The trio of electric hypercars are part of a very limited production run, with 130 examples set to be built worldwide. With 1470kW of power and 2000Nm of torque on tap, the powertrain will pack a punch.
Today’s configurator allows customers who have laid down a $450,000 deposit down to begin personalising their car.
According to Lotus, the configurator is built using advanced gaming software, and allows buyers to see photo-realistic outputs of their chosen configuration. By using ray-tracing techniques, it also allows them to place their Evija into a range of environments and see how their chosen look stacks up.
Lotus is yet to reveal performance figures, but the Evija measures 4459mm long and 2000mm wide, but sits only 1122mm high.
Lotus says it will do the 100km/h sprint in less than three seconds, which we hope means closer to two seconds given Tesla says the new Roadster will do it in around two seconds flat.
The most interesting figure for the Evija, though, is the claim it can go from 200km/h to 300km/h in less than four seconds which, if you put it all together, suggests the car can do zero to 300km/h in under nine seconds. That’s stupidly quick.
Although the car weighs a hefty (for Lotus) 1680kg, the power to weight ratio is staggering.
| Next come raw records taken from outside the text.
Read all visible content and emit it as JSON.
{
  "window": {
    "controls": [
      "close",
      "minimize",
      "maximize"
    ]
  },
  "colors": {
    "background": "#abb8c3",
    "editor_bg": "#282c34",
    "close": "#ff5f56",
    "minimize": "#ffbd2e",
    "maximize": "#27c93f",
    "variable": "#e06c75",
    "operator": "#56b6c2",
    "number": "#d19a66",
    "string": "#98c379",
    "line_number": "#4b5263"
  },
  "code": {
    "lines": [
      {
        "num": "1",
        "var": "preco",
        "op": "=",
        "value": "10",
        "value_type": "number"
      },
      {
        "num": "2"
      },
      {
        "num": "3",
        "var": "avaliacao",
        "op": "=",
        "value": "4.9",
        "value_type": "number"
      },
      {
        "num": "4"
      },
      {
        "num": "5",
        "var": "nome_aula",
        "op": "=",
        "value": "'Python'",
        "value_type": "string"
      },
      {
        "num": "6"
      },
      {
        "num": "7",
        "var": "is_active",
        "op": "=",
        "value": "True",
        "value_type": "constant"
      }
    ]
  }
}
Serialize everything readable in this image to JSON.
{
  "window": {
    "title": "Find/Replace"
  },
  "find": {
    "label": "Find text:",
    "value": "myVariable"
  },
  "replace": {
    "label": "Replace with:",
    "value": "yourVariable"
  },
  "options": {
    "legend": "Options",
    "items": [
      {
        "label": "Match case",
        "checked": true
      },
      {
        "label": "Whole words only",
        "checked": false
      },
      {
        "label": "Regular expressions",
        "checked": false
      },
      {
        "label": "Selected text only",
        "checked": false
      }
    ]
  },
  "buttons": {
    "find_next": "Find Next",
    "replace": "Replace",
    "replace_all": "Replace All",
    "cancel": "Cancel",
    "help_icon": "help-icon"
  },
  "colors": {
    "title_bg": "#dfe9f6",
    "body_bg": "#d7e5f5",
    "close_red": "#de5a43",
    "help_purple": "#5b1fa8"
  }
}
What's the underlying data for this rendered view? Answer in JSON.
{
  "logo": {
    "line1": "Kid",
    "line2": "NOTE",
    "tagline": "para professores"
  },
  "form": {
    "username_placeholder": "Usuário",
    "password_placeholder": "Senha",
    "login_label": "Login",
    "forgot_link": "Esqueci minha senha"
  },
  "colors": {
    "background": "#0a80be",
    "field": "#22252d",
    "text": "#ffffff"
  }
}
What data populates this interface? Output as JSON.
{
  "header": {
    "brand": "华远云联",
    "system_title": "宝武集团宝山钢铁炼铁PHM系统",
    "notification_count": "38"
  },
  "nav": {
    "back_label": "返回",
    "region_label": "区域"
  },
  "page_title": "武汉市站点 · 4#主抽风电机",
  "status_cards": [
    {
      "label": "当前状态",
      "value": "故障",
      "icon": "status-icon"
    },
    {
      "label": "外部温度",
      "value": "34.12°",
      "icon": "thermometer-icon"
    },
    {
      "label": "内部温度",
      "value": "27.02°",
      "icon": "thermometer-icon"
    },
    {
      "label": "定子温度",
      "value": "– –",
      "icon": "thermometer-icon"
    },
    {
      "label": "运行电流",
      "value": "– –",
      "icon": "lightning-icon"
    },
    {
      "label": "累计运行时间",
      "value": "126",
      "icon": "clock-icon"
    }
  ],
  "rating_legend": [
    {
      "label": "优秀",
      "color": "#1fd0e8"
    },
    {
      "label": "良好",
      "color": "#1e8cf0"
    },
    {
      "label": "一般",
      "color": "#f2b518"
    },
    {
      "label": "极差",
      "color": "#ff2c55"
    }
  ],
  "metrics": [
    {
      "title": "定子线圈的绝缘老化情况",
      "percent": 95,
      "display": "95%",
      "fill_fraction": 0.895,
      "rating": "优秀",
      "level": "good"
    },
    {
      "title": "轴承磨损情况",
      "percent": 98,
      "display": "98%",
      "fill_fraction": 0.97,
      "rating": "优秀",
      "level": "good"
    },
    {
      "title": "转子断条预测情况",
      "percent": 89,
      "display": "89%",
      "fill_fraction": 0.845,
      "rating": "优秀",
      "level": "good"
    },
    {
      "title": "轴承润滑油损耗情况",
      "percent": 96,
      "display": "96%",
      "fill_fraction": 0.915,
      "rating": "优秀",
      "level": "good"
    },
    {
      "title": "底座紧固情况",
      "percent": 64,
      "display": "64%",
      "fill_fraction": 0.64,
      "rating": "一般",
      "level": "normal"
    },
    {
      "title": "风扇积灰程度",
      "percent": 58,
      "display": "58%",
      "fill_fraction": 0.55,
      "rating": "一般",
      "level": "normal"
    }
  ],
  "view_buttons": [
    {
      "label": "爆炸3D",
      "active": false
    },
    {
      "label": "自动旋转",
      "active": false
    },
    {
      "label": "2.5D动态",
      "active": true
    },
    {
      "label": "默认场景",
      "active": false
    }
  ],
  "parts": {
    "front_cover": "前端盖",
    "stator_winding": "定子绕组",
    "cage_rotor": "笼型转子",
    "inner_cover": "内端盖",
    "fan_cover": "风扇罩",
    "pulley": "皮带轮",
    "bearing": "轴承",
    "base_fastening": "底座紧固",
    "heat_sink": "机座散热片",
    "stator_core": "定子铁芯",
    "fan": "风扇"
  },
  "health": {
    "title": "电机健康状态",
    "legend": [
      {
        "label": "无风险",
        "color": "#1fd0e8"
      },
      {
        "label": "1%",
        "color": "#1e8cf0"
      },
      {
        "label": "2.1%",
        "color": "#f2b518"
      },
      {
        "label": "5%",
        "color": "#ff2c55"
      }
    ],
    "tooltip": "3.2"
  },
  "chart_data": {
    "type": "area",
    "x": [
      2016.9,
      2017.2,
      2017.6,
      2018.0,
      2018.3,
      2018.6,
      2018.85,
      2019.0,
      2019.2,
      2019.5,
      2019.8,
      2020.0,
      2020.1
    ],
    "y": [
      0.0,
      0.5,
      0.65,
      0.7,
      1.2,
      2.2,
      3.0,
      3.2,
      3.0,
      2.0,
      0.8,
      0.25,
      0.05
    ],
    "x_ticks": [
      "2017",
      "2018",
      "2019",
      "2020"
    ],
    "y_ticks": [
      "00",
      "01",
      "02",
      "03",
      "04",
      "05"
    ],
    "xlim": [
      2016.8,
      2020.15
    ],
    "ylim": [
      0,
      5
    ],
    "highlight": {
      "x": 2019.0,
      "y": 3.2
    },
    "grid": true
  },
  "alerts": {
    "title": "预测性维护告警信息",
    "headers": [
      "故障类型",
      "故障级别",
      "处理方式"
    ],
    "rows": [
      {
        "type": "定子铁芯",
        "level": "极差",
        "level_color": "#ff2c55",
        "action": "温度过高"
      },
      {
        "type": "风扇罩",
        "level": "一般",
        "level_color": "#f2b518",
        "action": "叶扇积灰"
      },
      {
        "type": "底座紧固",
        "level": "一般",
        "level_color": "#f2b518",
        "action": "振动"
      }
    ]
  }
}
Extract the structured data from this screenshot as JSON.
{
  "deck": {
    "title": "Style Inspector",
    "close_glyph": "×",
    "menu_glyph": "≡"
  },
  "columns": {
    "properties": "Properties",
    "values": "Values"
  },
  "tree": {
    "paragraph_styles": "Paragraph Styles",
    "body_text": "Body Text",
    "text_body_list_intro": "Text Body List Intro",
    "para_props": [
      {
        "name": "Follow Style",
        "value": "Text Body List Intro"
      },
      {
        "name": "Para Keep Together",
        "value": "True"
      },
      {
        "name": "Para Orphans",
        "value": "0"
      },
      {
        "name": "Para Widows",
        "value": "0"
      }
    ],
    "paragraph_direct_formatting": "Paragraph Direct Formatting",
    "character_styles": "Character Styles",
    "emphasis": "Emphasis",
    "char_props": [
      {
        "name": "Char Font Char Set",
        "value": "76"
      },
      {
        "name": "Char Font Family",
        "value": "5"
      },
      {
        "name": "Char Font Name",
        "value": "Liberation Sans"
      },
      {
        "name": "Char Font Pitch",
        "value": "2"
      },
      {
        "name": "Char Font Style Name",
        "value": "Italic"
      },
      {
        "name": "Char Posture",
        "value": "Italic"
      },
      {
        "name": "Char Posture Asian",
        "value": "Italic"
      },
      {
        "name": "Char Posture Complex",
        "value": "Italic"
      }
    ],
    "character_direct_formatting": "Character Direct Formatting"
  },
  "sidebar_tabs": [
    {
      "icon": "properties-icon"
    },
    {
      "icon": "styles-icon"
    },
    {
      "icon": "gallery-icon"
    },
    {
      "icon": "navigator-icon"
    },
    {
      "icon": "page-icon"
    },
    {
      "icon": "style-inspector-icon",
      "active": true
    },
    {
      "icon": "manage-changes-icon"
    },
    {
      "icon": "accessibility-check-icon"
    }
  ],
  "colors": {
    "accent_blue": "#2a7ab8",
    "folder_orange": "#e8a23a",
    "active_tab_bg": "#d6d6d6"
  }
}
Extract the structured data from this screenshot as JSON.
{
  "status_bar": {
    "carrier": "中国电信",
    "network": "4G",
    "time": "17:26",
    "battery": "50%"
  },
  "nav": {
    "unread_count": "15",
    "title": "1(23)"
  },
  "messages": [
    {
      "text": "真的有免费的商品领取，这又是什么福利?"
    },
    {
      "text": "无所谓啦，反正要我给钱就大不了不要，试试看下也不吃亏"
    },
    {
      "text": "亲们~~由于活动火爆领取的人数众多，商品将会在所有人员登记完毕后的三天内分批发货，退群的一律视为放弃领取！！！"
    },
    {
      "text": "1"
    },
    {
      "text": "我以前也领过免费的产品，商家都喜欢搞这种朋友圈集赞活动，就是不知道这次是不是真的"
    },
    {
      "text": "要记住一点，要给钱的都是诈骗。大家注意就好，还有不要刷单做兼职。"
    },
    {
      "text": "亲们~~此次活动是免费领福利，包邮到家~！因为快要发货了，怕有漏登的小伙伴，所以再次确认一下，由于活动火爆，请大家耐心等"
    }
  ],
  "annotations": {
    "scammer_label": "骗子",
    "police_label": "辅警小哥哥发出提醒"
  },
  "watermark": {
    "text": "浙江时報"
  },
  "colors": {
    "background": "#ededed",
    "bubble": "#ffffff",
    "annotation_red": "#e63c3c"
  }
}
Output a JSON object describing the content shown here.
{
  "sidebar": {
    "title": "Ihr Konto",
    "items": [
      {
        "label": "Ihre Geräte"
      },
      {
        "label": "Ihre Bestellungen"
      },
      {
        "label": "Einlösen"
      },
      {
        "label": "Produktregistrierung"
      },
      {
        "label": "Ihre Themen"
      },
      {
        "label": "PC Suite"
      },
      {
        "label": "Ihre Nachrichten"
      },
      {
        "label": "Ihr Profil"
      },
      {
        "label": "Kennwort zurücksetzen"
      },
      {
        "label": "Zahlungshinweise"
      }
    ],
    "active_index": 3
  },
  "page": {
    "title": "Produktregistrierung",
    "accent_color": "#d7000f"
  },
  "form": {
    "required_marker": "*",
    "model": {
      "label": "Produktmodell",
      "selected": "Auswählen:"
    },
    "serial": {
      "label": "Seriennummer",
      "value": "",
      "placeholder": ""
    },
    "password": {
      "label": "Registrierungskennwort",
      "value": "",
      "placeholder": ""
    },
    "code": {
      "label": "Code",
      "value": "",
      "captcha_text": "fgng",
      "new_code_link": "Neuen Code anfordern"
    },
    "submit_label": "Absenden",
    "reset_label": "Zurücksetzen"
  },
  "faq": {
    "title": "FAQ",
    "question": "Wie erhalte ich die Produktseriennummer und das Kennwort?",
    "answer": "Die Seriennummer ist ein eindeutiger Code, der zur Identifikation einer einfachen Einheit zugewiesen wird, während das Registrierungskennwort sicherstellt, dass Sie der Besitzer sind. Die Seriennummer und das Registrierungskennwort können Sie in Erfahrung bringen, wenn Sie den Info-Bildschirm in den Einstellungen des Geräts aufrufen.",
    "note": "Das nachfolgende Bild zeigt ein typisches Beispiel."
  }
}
Unlike the Teslas of old, the Evija should be able to do a few of these rapid runs in succession thanks largely to its four radiators. The company claims it can do seven solid minutes of flat-out acceleration before battery cooling is required.
Speaking of the battery, it’s from Williams Advanced Engineering, which also supplies parts to Formula E. The carbon-fibre chassis houses a 70kWh battery with a claimed charge speed of 800kW.
The fastest current DC chargers are only good for 350kW, at which level it can charge about 80 per cent in roughly 12 minutes, with a full charge in around 18 minutes.
Despite being all-electric, Lotus is sticking with its motorsport roots, equipping the Evija with three adaptive spool-valve dampers per each axle, uniquely positioned inboard to better accommodate the shrink-wrapped bodywork.
AP Racing supplies the carbon-ceramic brakes that will help stop the staggered 20-inch front, 21-inch rear magnesium wheels. They’re wrapped in the high performance Pirelli Trofeo R tyres.
The Evija is set to start production later this year, and will cost a cool £1.7 million – which translates to roughly $3 million before luxury car tax and other on-road costs, likely to take its price past $4 million before it sees the road.